In opdracht van de Stadsregio Amsterdam heeft SWOV een pilot met een recent ontwikkelde methode uitgevoerd om na te gaan of het daarmee mogelijk was om meer inzicht te krijgen in de ontwikkeling van het aantal ernstig verkeersgewonden binnen de Stadsregio Amsterdam (SRA). Er is er een innovatieve, probabilistische methode uitgevoerd om data uit verschillende gegevensbronnen te koppelen.
Ondanks de beperkingen van de data is de methode met succes toegepast en is er informatie beschikbaar gekomen waarmee een betrouwbare schatting kan worden gegeven van de ontwikkeling van het aantal ernstig verkeersgewonden in de Stadsregio Amsterdam en in de drie deelregio’s gemeente Amsterdam, SRA Noord en SRA Zuid, in de periode 2007-2014. Hiermee is de Stadsregio Amsterdam de eerste regio in Nederland waarbinnen een regionale verdeling van het aantal ernstig verkeersgewonden wordt gemaakt met behulp van de innovatieve koppelingsmethode. De genoemde cijfers in het rapport zijn afgerond op tientallen.
Resultaten
De belangrijkste resultaten van dit onderzoek staan hieronder samengevat.

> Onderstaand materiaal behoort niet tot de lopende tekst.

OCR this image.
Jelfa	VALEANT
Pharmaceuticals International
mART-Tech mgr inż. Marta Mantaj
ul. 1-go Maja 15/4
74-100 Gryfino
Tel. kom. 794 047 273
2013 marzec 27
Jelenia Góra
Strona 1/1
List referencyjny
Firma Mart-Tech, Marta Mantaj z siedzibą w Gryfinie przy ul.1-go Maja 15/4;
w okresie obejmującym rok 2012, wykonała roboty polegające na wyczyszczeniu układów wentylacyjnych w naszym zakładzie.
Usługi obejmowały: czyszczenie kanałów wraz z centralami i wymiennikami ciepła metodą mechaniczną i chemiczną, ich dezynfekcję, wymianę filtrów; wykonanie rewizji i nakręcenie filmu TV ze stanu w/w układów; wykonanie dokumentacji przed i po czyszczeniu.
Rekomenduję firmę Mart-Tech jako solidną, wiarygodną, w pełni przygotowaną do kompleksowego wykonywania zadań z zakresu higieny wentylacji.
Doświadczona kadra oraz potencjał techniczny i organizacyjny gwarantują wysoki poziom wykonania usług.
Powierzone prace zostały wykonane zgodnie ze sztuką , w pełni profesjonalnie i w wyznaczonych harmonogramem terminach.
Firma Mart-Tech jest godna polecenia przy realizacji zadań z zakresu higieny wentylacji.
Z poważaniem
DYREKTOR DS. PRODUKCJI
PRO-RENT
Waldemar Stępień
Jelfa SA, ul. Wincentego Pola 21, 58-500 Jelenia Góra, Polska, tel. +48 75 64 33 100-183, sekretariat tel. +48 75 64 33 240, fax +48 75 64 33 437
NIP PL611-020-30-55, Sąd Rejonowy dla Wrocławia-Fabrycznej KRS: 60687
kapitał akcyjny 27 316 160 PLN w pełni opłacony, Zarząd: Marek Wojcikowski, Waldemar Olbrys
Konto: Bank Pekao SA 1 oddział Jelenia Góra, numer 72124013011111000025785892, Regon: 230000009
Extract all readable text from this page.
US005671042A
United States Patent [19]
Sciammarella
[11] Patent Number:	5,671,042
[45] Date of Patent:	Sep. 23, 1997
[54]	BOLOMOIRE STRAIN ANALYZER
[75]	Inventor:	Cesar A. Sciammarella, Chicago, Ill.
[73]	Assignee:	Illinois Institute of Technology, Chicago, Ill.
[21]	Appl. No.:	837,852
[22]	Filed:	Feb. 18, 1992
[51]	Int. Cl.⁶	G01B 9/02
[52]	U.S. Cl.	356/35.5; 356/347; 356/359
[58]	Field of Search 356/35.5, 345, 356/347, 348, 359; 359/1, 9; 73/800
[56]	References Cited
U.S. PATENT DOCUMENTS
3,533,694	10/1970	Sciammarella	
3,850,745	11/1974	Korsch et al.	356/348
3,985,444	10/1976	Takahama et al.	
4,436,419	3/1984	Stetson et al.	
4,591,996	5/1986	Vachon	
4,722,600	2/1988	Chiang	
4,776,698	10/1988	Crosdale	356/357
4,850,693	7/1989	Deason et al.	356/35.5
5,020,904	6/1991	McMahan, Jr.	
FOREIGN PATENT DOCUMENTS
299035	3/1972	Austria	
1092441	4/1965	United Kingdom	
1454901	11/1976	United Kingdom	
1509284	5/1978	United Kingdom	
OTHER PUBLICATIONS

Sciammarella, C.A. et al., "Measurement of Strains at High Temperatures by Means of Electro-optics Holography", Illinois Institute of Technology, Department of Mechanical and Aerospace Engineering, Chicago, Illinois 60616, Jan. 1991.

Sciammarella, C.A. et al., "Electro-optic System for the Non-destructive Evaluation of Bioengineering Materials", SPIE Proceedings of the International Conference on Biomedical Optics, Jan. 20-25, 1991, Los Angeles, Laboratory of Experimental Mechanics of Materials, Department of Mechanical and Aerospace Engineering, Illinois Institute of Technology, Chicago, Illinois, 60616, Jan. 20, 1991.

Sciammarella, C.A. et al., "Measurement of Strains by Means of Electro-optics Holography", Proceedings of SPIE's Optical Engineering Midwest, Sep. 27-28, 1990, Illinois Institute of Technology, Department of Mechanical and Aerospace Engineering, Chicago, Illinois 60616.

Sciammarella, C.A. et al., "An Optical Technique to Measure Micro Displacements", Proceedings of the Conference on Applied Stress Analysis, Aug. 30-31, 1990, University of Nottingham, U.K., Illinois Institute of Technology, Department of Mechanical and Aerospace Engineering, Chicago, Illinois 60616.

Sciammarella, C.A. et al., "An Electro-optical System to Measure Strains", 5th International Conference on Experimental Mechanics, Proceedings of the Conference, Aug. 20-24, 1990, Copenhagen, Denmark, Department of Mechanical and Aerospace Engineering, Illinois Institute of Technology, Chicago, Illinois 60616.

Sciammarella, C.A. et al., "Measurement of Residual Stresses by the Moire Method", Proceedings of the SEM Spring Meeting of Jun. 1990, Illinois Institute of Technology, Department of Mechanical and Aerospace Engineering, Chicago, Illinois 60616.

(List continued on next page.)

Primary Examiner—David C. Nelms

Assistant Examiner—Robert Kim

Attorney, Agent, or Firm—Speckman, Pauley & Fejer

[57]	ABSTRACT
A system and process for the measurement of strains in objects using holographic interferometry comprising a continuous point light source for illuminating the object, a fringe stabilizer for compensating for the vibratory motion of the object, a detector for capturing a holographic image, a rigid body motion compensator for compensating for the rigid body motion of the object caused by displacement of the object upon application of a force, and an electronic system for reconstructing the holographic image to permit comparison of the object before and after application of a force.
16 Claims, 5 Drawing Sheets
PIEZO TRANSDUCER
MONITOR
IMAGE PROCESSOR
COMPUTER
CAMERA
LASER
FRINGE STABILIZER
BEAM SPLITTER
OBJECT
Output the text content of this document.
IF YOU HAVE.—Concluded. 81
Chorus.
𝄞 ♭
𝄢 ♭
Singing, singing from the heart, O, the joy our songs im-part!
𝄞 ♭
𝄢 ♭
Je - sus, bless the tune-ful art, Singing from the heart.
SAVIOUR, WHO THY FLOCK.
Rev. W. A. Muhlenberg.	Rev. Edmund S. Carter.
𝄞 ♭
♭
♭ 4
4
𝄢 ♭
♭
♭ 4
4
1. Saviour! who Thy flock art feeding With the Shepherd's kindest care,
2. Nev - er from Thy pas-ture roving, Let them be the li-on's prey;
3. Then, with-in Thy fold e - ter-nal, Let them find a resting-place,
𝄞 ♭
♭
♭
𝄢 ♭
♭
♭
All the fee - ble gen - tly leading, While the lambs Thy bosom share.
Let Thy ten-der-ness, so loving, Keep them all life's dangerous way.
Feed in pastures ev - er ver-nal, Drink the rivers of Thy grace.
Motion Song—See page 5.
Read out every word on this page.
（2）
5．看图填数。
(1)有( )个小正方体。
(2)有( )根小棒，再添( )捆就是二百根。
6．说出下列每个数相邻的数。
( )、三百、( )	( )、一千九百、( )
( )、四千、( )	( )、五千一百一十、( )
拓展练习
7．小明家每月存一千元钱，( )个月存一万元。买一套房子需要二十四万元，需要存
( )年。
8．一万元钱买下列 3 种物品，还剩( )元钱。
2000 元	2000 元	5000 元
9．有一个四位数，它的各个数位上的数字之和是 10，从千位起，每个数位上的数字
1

- Het aantal ernstig verkeersgewonden in de Stadsregio Amsterdam is van 2007 tot 2014 met 40% toegenomen (van 1.460 naar 2.040).
- Het hoogste aantal ernstig verkeersgewonden viel in 2011 (2.200).
- De meeste ernstig verkeersgewonden vallen onder fietsers en gemotoriseerde tweewielers.
- Bij ongeveer vier op de vijf fietsslachtoffers ging het om een ongeval zonder betrokkenheid van een motorvoertuig.
- De meeste ernstig verkeersgewonden vallen in 2014 onder de 60-plussers.
- Het aandeel (en aantal) 60-plussers onder de ernstig verkeersgewonden is sterk toegenomen in de periode 2007-2014.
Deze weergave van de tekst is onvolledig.